In any event, you should not underestimate what will be personally required of you in order to compile replies to pre-contract enquiries and the time and effort that it takes.
The industry-standard pre-contract enquiries raised by buyers are the Commercial Property Standard Enquiries (CPSEs). For a commercial freehold property sale, the relevant sets are:
- CPSE.1 (for use in all commercial property transactions): 34 pages of questions, on 32 topics
- CPSE.7 (short version of CPSE.1 introduced for use in lower value, simpler transactions): 15 pages of questions, on 20 topics
- CPSE.2 (for commercial properties subject to any tenancies for commercial use): 12 pages of questions, on 13 topics
- CPSE.6 (for commercial properties subject to any tenancies for residential use): 21 pages of questions, on 20 topics.
In order to compile answers to the relevant sets of these enquiries as may be applicable to your property, and so that your lawyer can advise you on what needs to be disclosed and what may not and what will need addressing in the contractual documentation, you will need to provide information about the following aspects:
- Boundaries and party walls
- Design and construction (including, If the property was constructed within the last 12 years, to what extent will construction warranties be available for the buyer)
- Plant and machinery and fixtures (will you be removing any fixtures? is the property’s plant and equipment owned by you?)
- Contents (are any loose items remaining at the property being sold separately (if so, they will need to be valued) or will they be included with the property?)
- Fire safety (e.g. copy fire risk assessment; did it recommend actions be taken and, if so, have they been?)
- Planning and building regulations (e.g. copy planning permissions, lawful use certificates, etc)
- Statutory agreements, requirements and infrastructure
- Physical condition and environmental issues (e.g. copy environmental reports, asbestos survey (did it recommend actions be taken and, if so, have they been and is there documentation evidencing this?), Energy Performance Certificate (EPC), etc.)
- Occupiers (e.g. copy of all leases, rent review memoranda, rent deposits, consent licences, rent payment histories, service charge information, details of any arrears and other subsisting tenant breaches, etc.)
- Employees (are any employed at the property in relation to the property itself, such that is the buyer to take them on under the Transfer of Undertaking (Protection of Employment) Regulations (TUPE)?

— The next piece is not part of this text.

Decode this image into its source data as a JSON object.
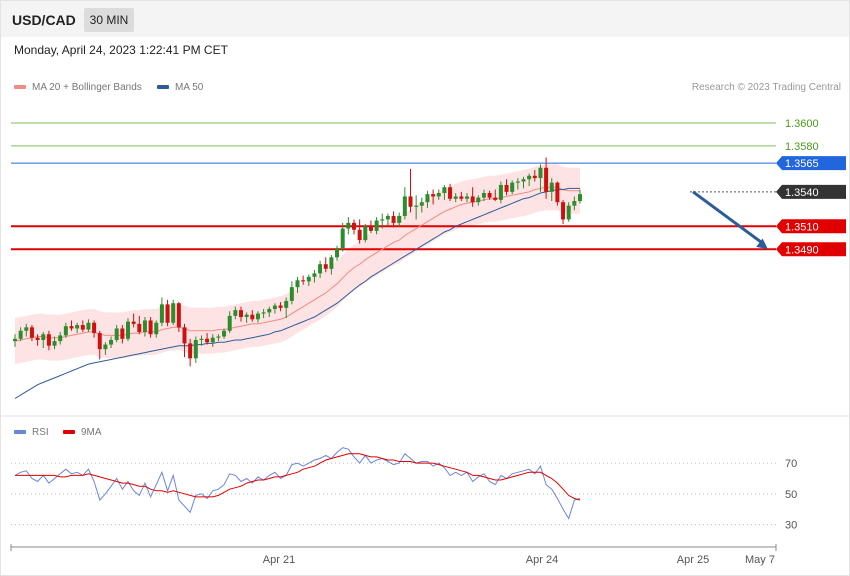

If so, details of all their periods of employment, salaries and pension arrangements will need to be disclosed)
- Buildings insurance
- Service contracts (e.g. alarm/security contracts; whether these are to be novated to the buyer or terminated by you on completion)rates and other outgoings
- Capital allowances (with help from your accountant – are any available to the buyer?)
- VAT (with help from your accountant – copy option to tax and any HMRC’s acknowledgement or receipt of the same (n.b. HMRC replaced acknowledgements with receipts from 1 September 2022, and then stopped receipts from 1 February 2023)
- Other notices, licences, consents, etc.
- And the list goes on…
e.g. if your property is on an estate: details of any estate service charge relating to the communal part of the estate, a copy of your share certificate in any freeholders’ management company that may own those communal parts and which will need transferring to your buyer on completion of the sale.
e.g. if your property is being sold in its “corporate wrapper”: details of the company that is being sold.
It should be apparent from this list that the sooner you start getting prepared, the better!
Replying to enquiries requires careful consideration, as any misrepresentation carries the risk of you subsequently facing a claim from your buyer for damages.